On Mon, 06 Jan 2003 22:11:49 +0000
[EMAIL PROTECTED] wrote:
> All,
>
> Thanks for the input on this so far. To clarify, [EMAIL PROTECTED] is exactly
> right in stating that I'm trying to stop the spoofing of my domain as the
> sender to my own domain (e.g. helpdesk@xyz to johnSmith@xyz where helpdesk is
> the spoofed sender). This is not an open relay server and the spam is not (as
> far as I can tell) as a result of any viruses guessing at accounts.
>
> The primary concern is with stopping mail with my domain as the sender and my
> domain as the recipient if the sender IP is not within networks which I
> control. I don't want to give any "crackers" monitoring this mailing list any
> ideas (most likely they've thought of this already) but this makes the
> probability of someone opening up an email and executing an attachment much
> greater. In some testing me and some other guys did, it was trivial to send an
> email from an outside address with the sender spoofed to look like an internal,
> trusted source (the spoofing is very easy but knowledge of the internal account
> naming convention, etc. was a little bit more difficult to match). This would
> make it much easier for me to send an email from [EMAIL PROTECTED] requesting
> that [EMAIL PROTECTED] execute the attached file. Sure he might know not to
> execute attachments from other untrusted domains but would he not open this
> from his "own" helpdesk? The amount of knowledge to execute this attack would
> be somewhat trivial to obtain - simple Google searches would most likely return
> the email addresses for a targeted company. A very large % of typical users
> would never think to check SMTP headers - they likely don't even know what
> those are.
>
> I'm not sure that this problem can be resolved within sendmail config files but
> if anyone knows differently, please let me know.
>
> Thanks again,
>
> Jim
>
> > I think the original sender and several of the respondents may be
> > confusing 'spam with forged headers' with 'open relaying.'
> >
> > The original question was not about his relay being hijacked to send
> > spam, it was about mail coming IN to his company xyz.com for [EMAIL PROTECTED]
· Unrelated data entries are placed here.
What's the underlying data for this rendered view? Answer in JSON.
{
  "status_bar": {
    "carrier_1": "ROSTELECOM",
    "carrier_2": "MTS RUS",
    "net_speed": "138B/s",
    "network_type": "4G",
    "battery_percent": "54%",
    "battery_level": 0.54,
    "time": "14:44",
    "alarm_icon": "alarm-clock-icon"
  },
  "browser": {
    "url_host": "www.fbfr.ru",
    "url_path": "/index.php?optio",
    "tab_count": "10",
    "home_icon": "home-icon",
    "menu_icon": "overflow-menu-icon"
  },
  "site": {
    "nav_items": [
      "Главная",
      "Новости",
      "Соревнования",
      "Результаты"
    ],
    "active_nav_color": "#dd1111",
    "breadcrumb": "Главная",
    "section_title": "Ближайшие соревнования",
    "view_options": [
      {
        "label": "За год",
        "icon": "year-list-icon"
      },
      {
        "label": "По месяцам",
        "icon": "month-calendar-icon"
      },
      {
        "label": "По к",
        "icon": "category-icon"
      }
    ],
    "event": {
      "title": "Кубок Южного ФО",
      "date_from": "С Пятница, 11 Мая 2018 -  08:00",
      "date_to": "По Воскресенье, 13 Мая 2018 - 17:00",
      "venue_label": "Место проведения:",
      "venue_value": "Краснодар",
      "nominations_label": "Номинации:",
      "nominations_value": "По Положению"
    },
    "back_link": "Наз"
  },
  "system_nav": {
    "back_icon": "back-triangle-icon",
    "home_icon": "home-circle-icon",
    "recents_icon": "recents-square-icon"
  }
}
> > purporting to be from another sender at xyz.com when it really came from
> > somewhere else. That's NOT open relaying, that's forging headers and
> > there's not much you can do about it without breaking things (What if
> > [EMAIL PROTECTED] wants to use her xyz.com return address when she's sending
> > mail from home to [EMAIL PROTECTED] via her local ISP dialup -- Why would you
> > want to block that?) What's the difference if incoming spam has one
> > forged address or another anyway? It's still spam!
> >
> > 'Switching to Postfix', using a 'content security gateway,' or 'TLS' are
> > not going to solve this problem (forging of email headers).
> >
>
Hi,
Modern Sendmails have the concepts of milters (mail filters). Using these you can
access mail at any stage and apply a filter to it. Hit up Google with "milter
sendmail"
and you'll get plenty of information. I use Spam Assassin with a milter and it
catches ALOT
of stuff, including forged headers. There are packages out there to allow you to
write filters
in C, C++, perl, and other languages.
GB
--
GB Clark II | Roaming FreeBSD Admin
[EMAIL PROTECTED] | General Geek
CTHULU for President - Why choose the lesser of two evils?